At last we got to the point (after four and a half years) where my thyroid was “under control”. When my doctor told me, she was so excited. That was a hard day for me, because I had been feeling really bad during the past few months, and I just kept thinking My thyroid says I should be feeling well, but I’m not! Looking back now, I realize of course I wasn’t feeling better, because that was just one of the side problems. My mom and the doctor both told me not to worry and we would continue working on helping me feel better. At that time we actually tested for Lyme disease, but those tests can come back negative. (Even when someone has it, Lyme disease knows how to ‘hide’ and therefore Lyme disease tests are sometimes not reliable.)

And so the months continued. Diets, shots, medicines, vitamins, achy-ness and endless naps seemed to make up much of the kaleidoscope called life. 

During this time, numerous people who had previously had Lyme disease or else had family members with it told us over and over again that they thought that’s what it was. Since we’d tested for it though, we thought it was ruled out. Then, after doing a lot of research and praying, my mom decided to take me out of state to a Lyme disease specialist.
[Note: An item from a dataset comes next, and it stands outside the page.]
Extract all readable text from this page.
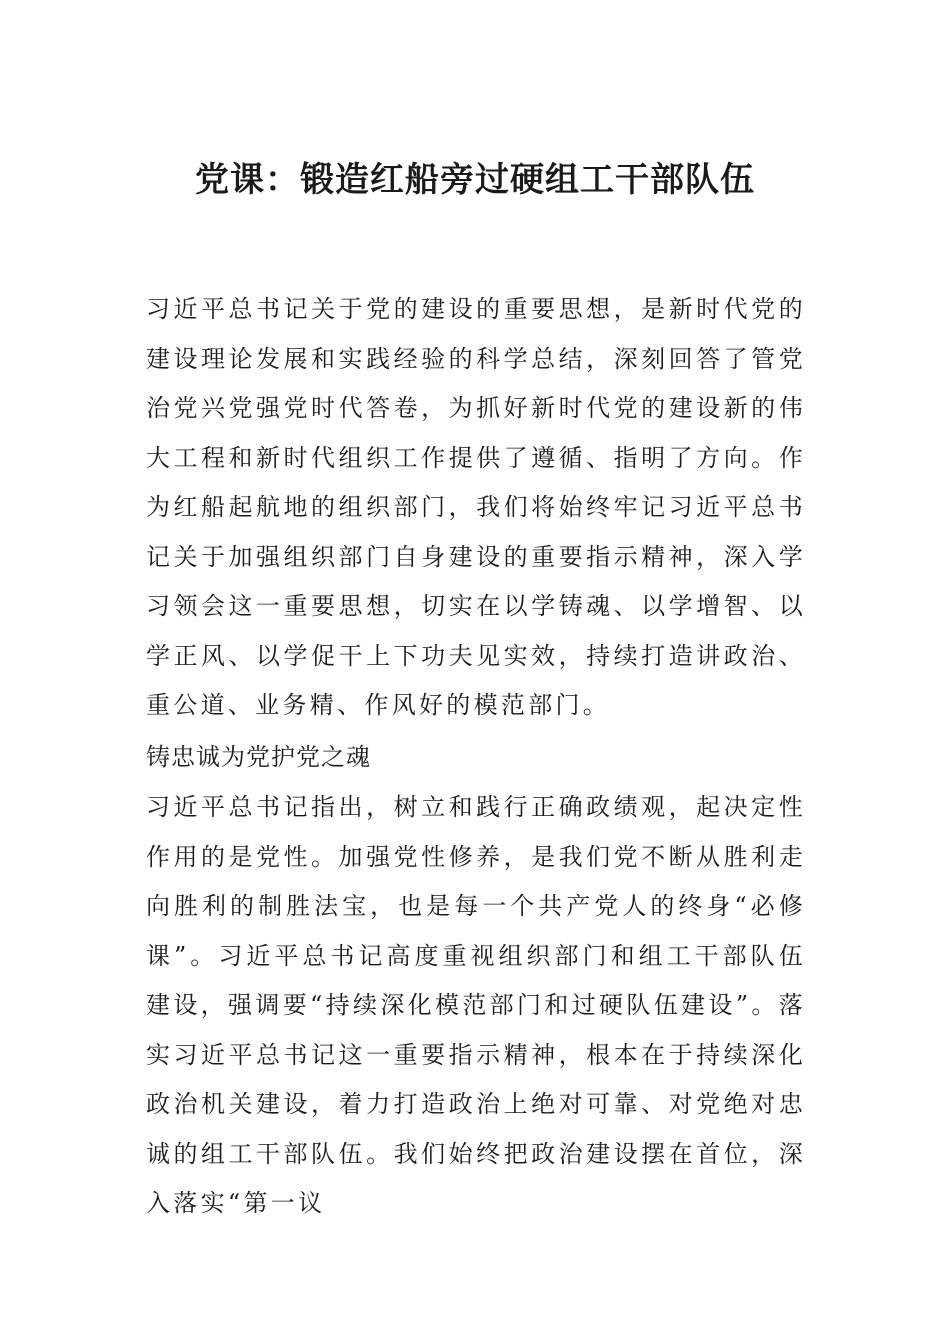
党课：锻造红船旁过硬组工干部队伍

习近平总书记关于党的建设的重要思想，是新时代党的建设理论发展和实践经验的科学总结，深刻回答了管党治党兴党强党时代答卷，为抓好新时代党的建设新的伟大工程和新时代组织工作提供了遵循、指明了方向。作为红船起航地的组织部门，我们将始终牢记习近平总书记关于加强组织部门自身建设的重要指示精神，深入学习领会这一重要思想，切实在以学铸魂、以学增智、以学正风、以学促干上下功夫见实效，持续打造讲政治、重公道、业务精、作风好的模范部门。

铸忠诚为党护党之魂

习近平总书记指出，树立和践行正确政绩观，起决定性作用的是党性。加强党性修养，是我们党不断从胜利走向胜利的制胜法宝，也是每一个共产党人的终身“必修课”。习近平总书记高度重视组织部门和组工干部队伍建设，强调要“持续深化模范部门和过硬队伍建设”。落实习近平总书记这一重要指示精神，根本在于持续深化政治机关建设，着力打造政治上绝对可靠、对党绝对忠诚的组工干部队伍。我们始终把政治建设摆在首位，深入落实“第一议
Ten vials of blood for testing and a month of waiting later, we drove back out of state to have a meeting with the doctor and find out what was going on. Only, when we got there, it turns out she had emergency surgery, so she wasn’t able to see us. While we were sitting in our hotel room, Mom talked to her on the phone and we got the results… They were positive. I had Lyme disease.

I was ecstatic. Truly, I was. I felt as if I had been wandering around in the middle of a desert, having no clue where I was. Now at last I had been handed a map with my location clearly marked and a road leading out of the wasteland for me to follow. Yes, it would be difficult, I had no doubt of that. Yet I could do it. I could, because now at last, I knew the name of the giant I was fighting.